7. The apparatus (100) of any one of the preceding claims, wherein, in the training phase, the neural network is further configured to generate an estimated training noise signal on the basis of the training sound signal comprising the training target signal and the training noise signal, to process the training sound signal into an enhanced training sound signal on the basis of the estimated training noise signal and to be trained by minimizing a difference measure between the training target signal and the enhanced training sound signal.

8. The apparatus (100) of any one of the preceding claims, wherein, in the application phase, the processing circuitry is configured to process the sound signal into the enhanced sound signal on the basis of the estimated noise signal by subtracting the estimated noise signal from the sound signal.

9. The apparatus (100) of any one of the preceding claims, wherein the sound signal is a multi-channel sound signal and wherein, in the application phase, the processing circuitry is configured to select a channel of the multi-channel sound signal and to process the multi-channel sound signal into the enhanced sound signal on the basis of the estimated noise signal by subtracting the estimated noise signal from the selected channel of the multi-channel sound signal.

10. The apparatus (100) of any one of the preceding claims, wherein the neural network (103, 107) comprises a first neural sub-network (103) and a second neural sub network (107), wherein, in the training phase, the first neural sub-network (103) is configured to generate on the basis of the training noise signal a parameter set describing the training noise signal and to provide the parameter set to the second neural sub network (107), wherein the second neural sub-network (107) is configured to adjust on the basis of the parameter set provided by the first neural sub-network (103).

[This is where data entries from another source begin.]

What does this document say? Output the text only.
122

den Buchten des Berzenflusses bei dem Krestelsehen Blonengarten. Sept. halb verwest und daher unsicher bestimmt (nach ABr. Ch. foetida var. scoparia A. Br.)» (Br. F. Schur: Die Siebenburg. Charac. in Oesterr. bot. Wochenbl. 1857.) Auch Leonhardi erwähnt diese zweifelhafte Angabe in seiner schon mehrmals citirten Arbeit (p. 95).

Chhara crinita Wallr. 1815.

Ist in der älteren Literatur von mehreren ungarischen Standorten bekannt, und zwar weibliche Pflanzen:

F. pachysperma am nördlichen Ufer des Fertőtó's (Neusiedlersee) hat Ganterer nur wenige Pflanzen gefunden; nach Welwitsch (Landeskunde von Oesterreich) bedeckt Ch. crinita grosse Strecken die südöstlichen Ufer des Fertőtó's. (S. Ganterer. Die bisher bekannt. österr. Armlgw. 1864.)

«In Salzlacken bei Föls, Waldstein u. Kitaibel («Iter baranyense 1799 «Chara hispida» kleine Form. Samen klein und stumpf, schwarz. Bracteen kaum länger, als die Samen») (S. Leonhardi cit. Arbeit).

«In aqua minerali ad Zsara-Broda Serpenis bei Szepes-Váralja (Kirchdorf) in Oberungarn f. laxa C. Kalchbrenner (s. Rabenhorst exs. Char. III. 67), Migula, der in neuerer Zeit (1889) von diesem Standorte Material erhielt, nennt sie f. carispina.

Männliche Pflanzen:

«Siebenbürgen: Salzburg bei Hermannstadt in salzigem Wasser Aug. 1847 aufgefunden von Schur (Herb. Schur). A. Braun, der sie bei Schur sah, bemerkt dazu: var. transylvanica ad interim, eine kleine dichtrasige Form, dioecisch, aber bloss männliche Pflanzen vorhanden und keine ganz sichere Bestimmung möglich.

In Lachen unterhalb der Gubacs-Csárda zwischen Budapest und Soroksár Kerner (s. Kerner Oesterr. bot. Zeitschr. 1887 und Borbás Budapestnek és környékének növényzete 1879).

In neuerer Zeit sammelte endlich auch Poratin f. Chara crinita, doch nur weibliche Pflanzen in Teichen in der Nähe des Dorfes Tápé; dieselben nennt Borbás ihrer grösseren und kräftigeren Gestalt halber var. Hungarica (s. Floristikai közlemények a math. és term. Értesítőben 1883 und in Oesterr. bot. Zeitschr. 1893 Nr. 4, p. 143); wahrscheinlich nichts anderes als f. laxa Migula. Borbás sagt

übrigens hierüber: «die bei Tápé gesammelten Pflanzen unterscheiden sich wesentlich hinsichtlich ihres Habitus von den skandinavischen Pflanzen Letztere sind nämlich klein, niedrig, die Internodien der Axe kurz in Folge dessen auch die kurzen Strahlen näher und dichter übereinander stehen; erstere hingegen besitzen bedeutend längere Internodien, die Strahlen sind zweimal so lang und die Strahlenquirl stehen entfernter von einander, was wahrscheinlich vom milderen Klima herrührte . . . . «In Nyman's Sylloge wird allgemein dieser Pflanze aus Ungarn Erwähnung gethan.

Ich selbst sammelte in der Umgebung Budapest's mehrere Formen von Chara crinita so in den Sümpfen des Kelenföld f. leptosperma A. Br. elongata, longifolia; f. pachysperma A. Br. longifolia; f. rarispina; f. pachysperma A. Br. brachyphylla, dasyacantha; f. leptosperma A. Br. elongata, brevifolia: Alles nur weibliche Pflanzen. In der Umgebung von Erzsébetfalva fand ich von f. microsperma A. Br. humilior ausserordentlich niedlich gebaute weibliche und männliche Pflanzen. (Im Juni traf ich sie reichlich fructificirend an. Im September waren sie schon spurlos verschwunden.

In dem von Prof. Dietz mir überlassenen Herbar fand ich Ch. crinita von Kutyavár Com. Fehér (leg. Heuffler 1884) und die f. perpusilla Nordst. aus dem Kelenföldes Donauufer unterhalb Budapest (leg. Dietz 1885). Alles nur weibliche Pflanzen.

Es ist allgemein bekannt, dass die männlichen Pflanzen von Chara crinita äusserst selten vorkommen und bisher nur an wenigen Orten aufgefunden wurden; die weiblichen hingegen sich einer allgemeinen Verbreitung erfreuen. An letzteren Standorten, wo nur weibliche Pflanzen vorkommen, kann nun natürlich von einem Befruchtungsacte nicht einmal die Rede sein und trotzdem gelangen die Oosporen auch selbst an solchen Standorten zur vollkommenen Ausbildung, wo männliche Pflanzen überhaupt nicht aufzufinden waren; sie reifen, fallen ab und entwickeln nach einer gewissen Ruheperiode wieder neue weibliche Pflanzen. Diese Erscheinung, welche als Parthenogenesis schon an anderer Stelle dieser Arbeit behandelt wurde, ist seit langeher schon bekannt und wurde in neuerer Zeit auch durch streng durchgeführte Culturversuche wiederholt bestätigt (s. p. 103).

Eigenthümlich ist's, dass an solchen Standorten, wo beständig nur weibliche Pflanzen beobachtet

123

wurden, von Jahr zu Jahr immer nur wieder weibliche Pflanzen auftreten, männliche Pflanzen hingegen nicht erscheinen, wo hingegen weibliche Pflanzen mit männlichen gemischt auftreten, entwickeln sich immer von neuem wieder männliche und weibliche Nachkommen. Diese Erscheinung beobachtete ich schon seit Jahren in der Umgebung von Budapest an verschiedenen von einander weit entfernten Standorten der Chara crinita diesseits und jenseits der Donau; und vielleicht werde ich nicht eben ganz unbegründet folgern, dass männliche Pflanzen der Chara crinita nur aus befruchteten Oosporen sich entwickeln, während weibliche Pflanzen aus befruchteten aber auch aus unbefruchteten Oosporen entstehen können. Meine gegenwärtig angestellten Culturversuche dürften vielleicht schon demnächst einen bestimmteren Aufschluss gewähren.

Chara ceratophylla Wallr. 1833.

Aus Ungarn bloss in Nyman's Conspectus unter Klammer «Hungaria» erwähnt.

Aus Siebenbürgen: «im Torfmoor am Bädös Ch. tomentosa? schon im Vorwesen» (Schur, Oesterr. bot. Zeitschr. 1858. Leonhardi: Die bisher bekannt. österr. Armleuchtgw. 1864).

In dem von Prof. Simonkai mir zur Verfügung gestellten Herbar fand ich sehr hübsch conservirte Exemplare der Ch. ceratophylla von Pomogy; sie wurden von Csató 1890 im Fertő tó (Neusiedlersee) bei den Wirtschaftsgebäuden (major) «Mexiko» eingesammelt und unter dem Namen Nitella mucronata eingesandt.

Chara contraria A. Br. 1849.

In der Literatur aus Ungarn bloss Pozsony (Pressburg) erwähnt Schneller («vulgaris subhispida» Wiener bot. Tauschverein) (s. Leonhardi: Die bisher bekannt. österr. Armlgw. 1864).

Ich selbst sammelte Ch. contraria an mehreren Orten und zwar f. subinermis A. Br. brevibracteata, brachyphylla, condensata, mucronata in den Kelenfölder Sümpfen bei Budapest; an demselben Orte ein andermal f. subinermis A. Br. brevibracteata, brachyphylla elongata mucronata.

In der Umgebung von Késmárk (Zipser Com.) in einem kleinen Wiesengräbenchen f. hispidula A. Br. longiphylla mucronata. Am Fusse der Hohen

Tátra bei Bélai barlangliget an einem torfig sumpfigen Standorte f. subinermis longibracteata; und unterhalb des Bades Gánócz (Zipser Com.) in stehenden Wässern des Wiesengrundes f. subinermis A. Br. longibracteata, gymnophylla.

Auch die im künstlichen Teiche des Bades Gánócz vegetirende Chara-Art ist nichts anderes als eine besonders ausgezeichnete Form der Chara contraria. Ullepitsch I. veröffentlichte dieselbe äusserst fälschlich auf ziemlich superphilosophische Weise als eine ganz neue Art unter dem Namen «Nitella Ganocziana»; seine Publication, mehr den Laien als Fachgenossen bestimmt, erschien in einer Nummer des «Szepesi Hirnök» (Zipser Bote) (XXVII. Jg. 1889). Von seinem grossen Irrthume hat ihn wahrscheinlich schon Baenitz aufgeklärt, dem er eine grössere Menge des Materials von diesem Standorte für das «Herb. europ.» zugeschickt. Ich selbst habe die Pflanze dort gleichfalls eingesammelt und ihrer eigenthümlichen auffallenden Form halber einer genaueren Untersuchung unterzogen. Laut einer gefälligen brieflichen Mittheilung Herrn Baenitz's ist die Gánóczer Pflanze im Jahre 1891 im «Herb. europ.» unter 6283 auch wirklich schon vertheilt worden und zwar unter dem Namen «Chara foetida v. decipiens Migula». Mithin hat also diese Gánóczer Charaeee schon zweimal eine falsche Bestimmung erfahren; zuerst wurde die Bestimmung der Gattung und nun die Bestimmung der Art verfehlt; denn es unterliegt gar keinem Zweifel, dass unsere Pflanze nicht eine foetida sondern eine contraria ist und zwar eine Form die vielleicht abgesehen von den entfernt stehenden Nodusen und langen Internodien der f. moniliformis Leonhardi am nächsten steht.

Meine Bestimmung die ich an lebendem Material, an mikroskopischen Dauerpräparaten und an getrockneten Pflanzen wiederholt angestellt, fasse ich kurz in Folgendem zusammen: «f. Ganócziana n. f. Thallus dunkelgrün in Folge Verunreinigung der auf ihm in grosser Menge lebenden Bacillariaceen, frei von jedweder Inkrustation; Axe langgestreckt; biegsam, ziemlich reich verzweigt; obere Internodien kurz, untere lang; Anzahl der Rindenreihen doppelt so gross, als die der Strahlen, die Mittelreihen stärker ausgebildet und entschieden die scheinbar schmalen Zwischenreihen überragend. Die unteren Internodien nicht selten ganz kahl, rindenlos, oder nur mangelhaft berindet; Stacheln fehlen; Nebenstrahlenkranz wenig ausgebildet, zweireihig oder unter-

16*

1 1. The apparatus (100) of any one of the preceding claims, wherein the neural network (103, 107) comprises a first neural sub-network (103) and a second neural sub network (107), wherein, in the application phase, the first neural sub-network (103) is configured to generate on the basis of the current noise signal a parameter set describing the current noise signal and to provide the parameter set to the second neural sub network (107), wherein the second neural sub-network (107) is configured to adjust on the basis of the parameter set provided by the first neural sub-network (103).

12. The apparatus (100) of claim 10 or 1 1 , wherein the first neural sub-network (103) and/or the second neural sub-network (107) comprises one or more convolutional layers.

13. A sound processing method (300) for processing a sound signal comprising a target signal and a current noise signal into an enhanced sound signal, wherein the method (300) comprises: providing (301 ) an adjustable neural network (103, 107); in a training phase (303), training the adjustable neural network (103, 107) using as a first input a training noise signal, as a second input a training sound signal comprising a training target signal and the training noise signal and as a third input the training target signal; and in an application phase (305), adjusting the neural network (103, 107) on the basis of the current noise signal, generating an estimated noise signal on the basis of the sound signal comprising the target signal and the current noise signal, and processing the sound signal into the enhanced sound signal on the basis of the estimated noise signal.

14. A computer program comprising program code for performing the method (300) of claim 13, when executed on a computer or a processor.